最近来自牛津大学约翰瑞德克里夫医院纳菲尔德急性中风项目Sutherland BA等写的一篇综述，目前在线发表在Curr Drug Targets.

       在世界范围内，缺血性中风是发病率和死亡率都十分高。尽管用重组组织型纤维蛋白酶原激活剂（rTP, recombinant tissue plasminogen activator）可以通过溶栓恢复中断的脑血流，但有效治疗也只能局限于那些符合溶栓治疗条件的部分患者。虽然临床前证明具有神经保护作用的药物很多，但真正成功转化到临床至今没有一项。因此，大多数急性中风患者仍无法得充分有效治疗。在急性中风领域，治疗性气体并没有受到足够重视。其实，高压氧、常压氧、氙气、氢气、氦气和氩气等治疗性气体，在缺血性中风临床前模型中全部都被证明具有神经保护作用。况且这些气体有非常明显的优点，如相对容易大量获取、价格低廉、可行性安全性强。因此，这些气体都是中风治疗理想的转化对象。另外，具有调节细胞功能的气体信号分子，如一氧化氮、一氧化碳和硫化氢也具有引人注目的优点。虽然将呼吸这些气体和信号气体用于缺血性中风的临床治疗，仍需要进一步确认是否确实可产生理想的神经保护作用。通过分析这些治疗气体的在缺血性中风治疗中的神经保护和调节作用，作者认为，由于这些气体的天然优点，也许就是打破缺血性中风治疗转化治疗障碍的有效手段。

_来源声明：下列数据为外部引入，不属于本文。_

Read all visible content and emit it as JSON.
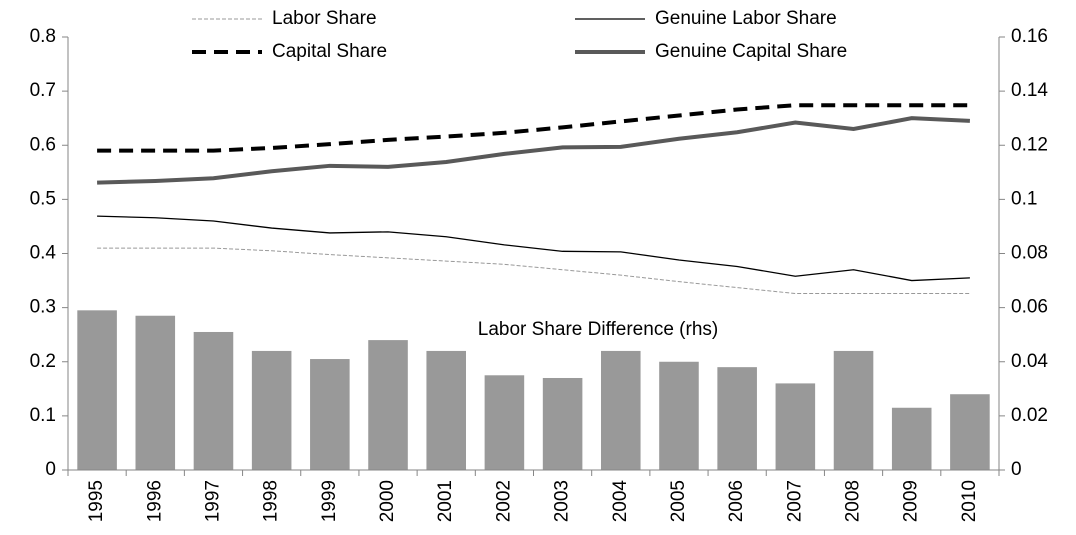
{
  "chart_data": {
    "type": "combo",
    "categories": [
      "1995",
      "1996",
      "1997",
      "1998",
      "1999",
      "2000",
      "2001",
      "2002",
      "2003",
      "2004",
      "2005",
      "2006",
      "2007",
      "2008",
      "2009",
      "2010"
    ],
    "series": [
      {
        "name": "Labor Share",
        "type": "line",
        "color": "#999999",
        "line_width": 1,
        "dashed": true,
        "values": [
          0.41,
          0.41,
          0.41,
          0.405,
          0.398,
          0.392,
          0.386,
          0.38,
          0.37,
          0.36,
          0.348,
          0.337,
          0.326,
          0.326,
          0.326,
          0.326
        ]
      },
      {
        "name": "Genuine Labor Share",
        "type": "line",
        "color": "#000000",
        "line_width": 1.3,
        "dashed": false,
        "values": [
          0.469,
          0.466,
          0.46,
          0.447,
          0.438,
          0.44,
          0.431,
          0.416,
          0.404,
          0.403,
          0.388,
          0.376,
          0.358,
          0.37,
          0.35,
          0.355
        ]
      },
      {
        "name": "Capital Share",
        "type": "line",
        "color": "#000000",
        "line_width": 4,
        "dashed": true,
        "values": [
          0.59,
          0.59,
          0.59,
          0.595,
          0.602,
          0.61,
          0.616,
          0.623,
          0.633,
          0.644,
          0.655,
          0.666,
          0.674,
          0.674,
          0.674,
          0.674
        ]
      },
      {
        "name": "Genuine Capital Share",
        "type": "line",
        "color": "#595959",
        "line_width": 4,
        "dashed": false,
        "values": [
          0.531,
          0.534,
          0.539,
          0.552,
          0.562,
          0.56,
          0.569,
          0.584,
          0.596,
          0.597,
          0.612,
          0.624,
          0.642,
          0.63,
          0.65,
          0.645
        ]
      },
      {
        "name": "Labor Share Difference (rhs)",
        "type": "bar",
        "axis": "y2",
        "color": "#999999",
        "values": [
          0.059,
          0.057,
          0.051,
          0.044,
          0.041,
          0.048,
          0.044,
          0.035,
          0.034,
          0.044,
          0.04,
          0.038,
          0.032,
          0.044,
          0.023,
          0.028
        ]
      }
    ],
    "ylim": [
      0,
      0.8
    ],
    "yticks": [
      0,
      0.1,
      0.2,
      0.3,
      0.4,
      0.5,
      0.6,
      0.7,
      0.8
    ],
    "y2lim": [
      0,
      0.16
    ],
    "y2ticks": [
      0,
      0.02,
      0.04,
      0.06,
      0.08,
      0.1,
      0.12,
      0.14,
      0.16
    ],
    "grid": false
  }
}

Curr Drug Targets. 2012 Nov 19. [Epub ahead of print]

Inhalation Gases or Gaseous Mediators as Neuroprotectants for Cerebral Ischaemia.

Sutherland BA, Harrison JC, Nair SM, Sammut IA.

Acute Stroke Programme Nuffield, Department of Clinical Medicine, University of Oxford, Level 7, John Radcliffe Hospital, Oxford OX3 9DU, United Kingdom. brad.sutherland@ndm.ox.ac.uk.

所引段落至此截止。